Nochmal zusammengefasst: spiraliger Doppel- oder Mehrfachstrang aus zwei oder mehr interagierenden Prozessen, jeder Strang „erzählt seine Geschichte“, der andere vernimmt und deutet sie, und umgekehrt.

So viel als Aktualisierung,

viele Ostergrüße, Thomas


Am 20.04.2025 um 14:14 schrieb Ingo Tessmann über PhilWeb <philweb@lists.philo.at>:



Am 20.04.2025 um 11:54 schrieb Dr. Dr. Thomas Fröhlich <dr.thomas.froehlich@t-online.de>:

Noch ein Letztes, Dir bestens vertraut aus der Mathematik, z.

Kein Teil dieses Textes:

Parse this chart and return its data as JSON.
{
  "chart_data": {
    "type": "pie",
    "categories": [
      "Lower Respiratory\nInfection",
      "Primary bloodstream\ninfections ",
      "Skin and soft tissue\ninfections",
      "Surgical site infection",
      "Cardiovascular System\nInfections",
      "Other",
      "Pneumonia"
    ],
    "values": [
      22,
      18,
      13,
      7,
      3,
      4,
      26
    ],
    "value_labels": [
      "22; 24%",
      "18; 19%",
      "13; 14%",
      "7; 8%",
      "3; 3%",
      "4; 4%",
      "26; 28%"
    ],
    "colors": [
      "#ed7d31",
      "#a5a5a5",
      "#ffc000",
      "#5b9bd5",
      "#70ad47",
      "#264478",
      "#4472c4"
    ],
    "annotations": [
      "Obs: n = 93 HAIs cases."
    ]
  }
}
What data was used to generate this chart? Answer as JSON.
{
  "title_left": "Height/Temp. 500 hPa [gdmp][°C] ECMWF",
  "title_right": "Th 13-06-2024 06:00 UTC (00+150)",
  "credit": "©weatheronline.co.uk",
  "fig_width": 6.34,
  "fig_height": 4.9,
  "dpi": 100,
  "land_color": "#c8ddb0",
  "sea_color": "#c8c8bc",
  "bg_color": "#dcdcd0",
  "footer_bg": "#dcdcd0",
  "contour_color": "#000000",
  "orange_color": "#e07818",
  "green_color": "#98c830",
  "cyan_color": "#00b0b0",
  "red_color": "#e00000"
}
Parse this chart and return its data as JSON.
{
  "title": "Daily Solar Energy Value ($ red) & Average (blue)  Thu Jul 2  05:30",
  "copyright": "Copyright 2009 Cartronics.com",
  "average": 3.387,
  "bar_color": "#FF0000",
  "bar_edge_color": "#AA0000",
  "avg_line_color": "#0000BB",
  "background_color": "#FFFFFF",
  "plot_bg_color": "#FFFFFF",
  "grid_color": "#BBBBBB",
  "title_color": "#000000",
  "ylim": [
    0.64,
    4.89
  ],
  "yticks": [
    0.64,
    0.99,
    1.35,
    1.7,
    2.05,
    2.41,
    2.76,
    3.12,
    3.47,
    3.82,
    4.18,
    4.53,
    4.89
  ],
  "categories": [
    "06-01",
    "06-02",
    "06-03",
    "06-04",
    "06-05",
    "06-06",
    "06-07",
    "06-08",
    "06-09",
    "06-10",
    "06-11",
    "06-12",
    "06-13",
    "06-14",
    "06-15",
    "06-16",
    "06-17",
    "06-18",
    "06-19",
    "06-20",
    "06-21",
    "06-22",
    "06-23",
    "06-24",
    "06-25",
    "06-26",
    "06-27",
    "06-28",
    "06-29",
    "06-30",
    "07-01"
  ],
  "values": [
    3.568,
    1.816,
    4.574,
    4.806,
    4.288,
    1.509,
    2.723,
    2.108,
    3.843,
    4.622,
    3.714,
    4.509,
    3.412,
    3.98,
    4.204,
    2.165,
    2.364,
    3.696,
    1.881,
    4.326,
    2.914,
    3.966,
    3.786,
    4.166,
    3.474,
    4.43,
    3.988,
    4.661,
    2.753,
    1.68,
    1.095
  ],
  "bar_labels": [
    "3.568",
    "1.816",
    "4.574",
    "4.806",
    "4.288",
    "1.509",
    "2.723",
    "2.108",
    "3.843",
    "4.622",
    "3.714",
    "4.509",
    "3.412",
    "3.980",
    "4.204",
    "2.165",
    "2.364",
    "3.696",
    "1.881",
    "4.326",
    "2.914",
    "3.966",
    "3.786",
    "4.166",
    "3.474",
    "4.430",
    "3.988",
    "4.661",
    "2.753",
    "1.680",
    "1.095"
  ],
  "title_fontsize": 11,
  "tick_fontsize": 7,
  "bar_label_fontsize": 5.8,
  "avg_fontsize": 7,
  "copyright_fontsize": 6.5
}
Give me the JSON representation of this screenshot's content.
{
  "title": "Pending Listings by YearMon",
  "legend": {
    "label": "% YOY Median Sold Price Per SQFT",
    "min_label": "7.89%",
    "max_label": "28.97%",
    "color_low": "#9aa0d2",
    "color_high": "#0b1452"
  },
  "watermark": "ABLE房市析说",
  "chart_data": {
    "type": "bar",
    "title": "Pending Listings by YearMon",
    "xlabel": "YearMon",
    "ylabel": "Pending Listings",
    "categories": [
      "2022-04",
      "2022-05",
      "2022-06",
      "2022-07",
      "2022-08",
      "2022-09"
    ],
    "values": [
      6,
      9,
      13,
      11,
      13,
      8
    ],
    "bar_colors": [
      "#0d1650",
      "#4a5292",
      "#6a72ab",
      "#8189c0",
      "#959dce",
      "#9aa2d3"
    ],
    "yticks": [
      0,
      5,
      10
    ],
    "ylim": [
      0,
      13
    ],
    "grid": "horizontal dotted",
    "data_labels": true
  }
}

B. der Topologie: wenn etwas unanschaulich wird, ist es dennoch unter Umständen ein legitimer Insasse eines (in sich stimmig und als homogen gegeben gedachten) Denkraums. Und dieser wird von verschiedenen Ausgangspunkten aus bedacht, wobei einer der mathematisch-abstrakte und ein anderer der philosophisch-abstrakte und gleichfalls der religiös-unanschaulich-abstrakte ist. In meinen Augen sind alle unbestreitbar legitim…. Auch die Physik verlässt in ihren Überlegungen ebenfalls den Raum des Anschaulichen, nicht zuletzt unter Zuhilfenahme der Mathematik.

Moin Thomas, 

Denkräume müssen nicht anschaulich sein, aber Dein Bild der Spiralen ist es schon. Und auch die Topologie ist ja eine vergleichsweise anschauliche Disziplin der Mathematik. Ansonsten ist der mathematisch-abstrakte Denkraum weitgehend unanschaulich, das Abstrakte in ihm aber nachvollziehbar abstrakt. Bei philosophisch-abstrakten Denkräumen hört es mit der Nachvollziehbarkeit bereits auf, sofern nicht methodisch-konstruktiv abstrahiert wird. Und der religiös-unanschaulich-abstrakte Denkraum ist nur noch Metapher. 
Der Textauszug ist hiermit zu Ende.